Terri Buckner writes:
Tonight the council will decide whether to adopt the Chapel Hill 2020 plan or send it back for additional detail/revisions. The plan combines strategic elements with the beginnings of land use guidance along with an implementation plan for addressing priorities and schedules. The plan has been strongly criticized by some for lacking the specificity needed to direct council and advisory boards when new projects come before them for review. The Planning Board went so far as to rewrite multiple sections in an attempt to add the detail they felt was necessary for guiding their decision-making processes.
Despite all the citizen and staff work on this plan, growth remains the elephant in the room. “The character and quality of life offered by these neighborhoods could be impacted by nearby changes that increase noise, light pollution, and traffic congestion. Sustaining the character and lifestyle that these areas provide, yet allowing them to be flexible to accommodate change will serve to assure their viability and will demonstrate that the residents’ concerns are an important consideration when planning for future changes.” Statements like this acknowledge the challenges we will face if growth predictions are accurate, and the Future Focus section outlines the type of growth staff and consultants believe is appropriate for individual areas of town. But nowhere does the plan propose any specific policies that might direct decisions across the entire community.
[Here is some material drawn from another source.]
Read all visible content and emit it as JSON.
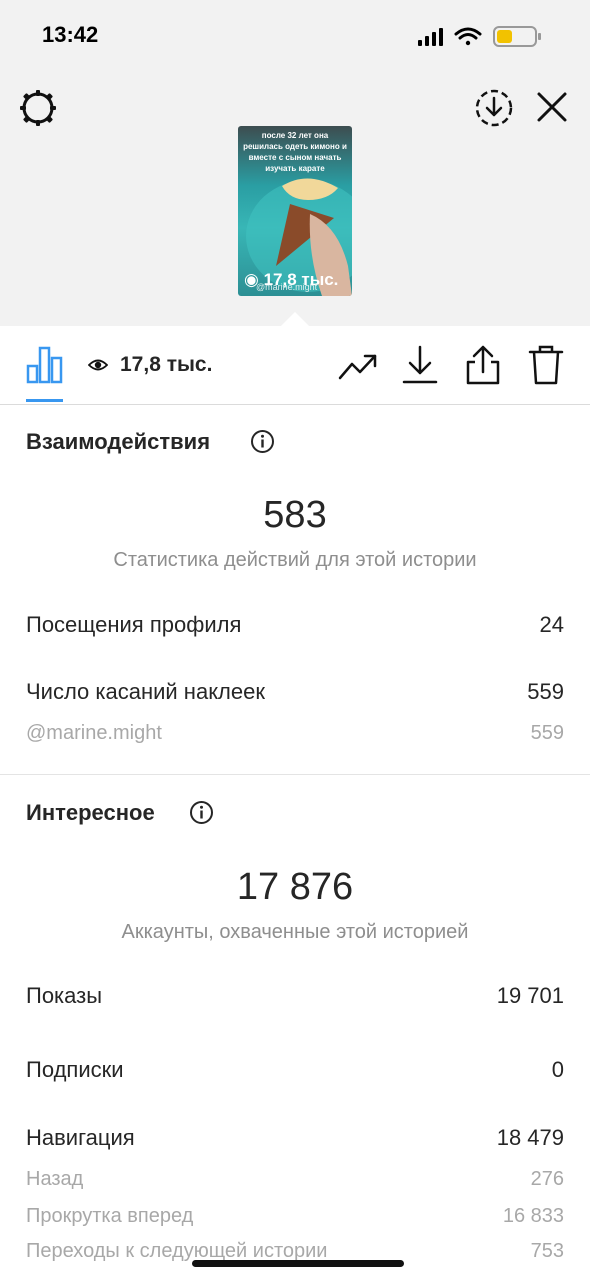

In Writing Public Policy, Catherine Smith says the first step in developing effective policy is to identify the problem. The 2020 plan establishes a vision and a set of goals and actions for achieving that vision. But nowhere in the plan is there an acknowledgement of any constraints or problems that might interfere with achieving the vision. For CH2020 to be successful, I believe that we need to step back and conduct a community conversation to determine our local principles on growth, including some guidance on what level of growth is acceptable.
Lemony Snicket, in “A Series of Unfortunate Events,” said, “Fate is like a strange, unpopular restaurant filled with odd little waiters who bring you things you never asked for and don’t always like.” My preference is to be the master of our collective fate; at the very least, if I know the direction of the community, I can make my own decisions instead of continuing to wonder what those odd little waiters are going to serve up.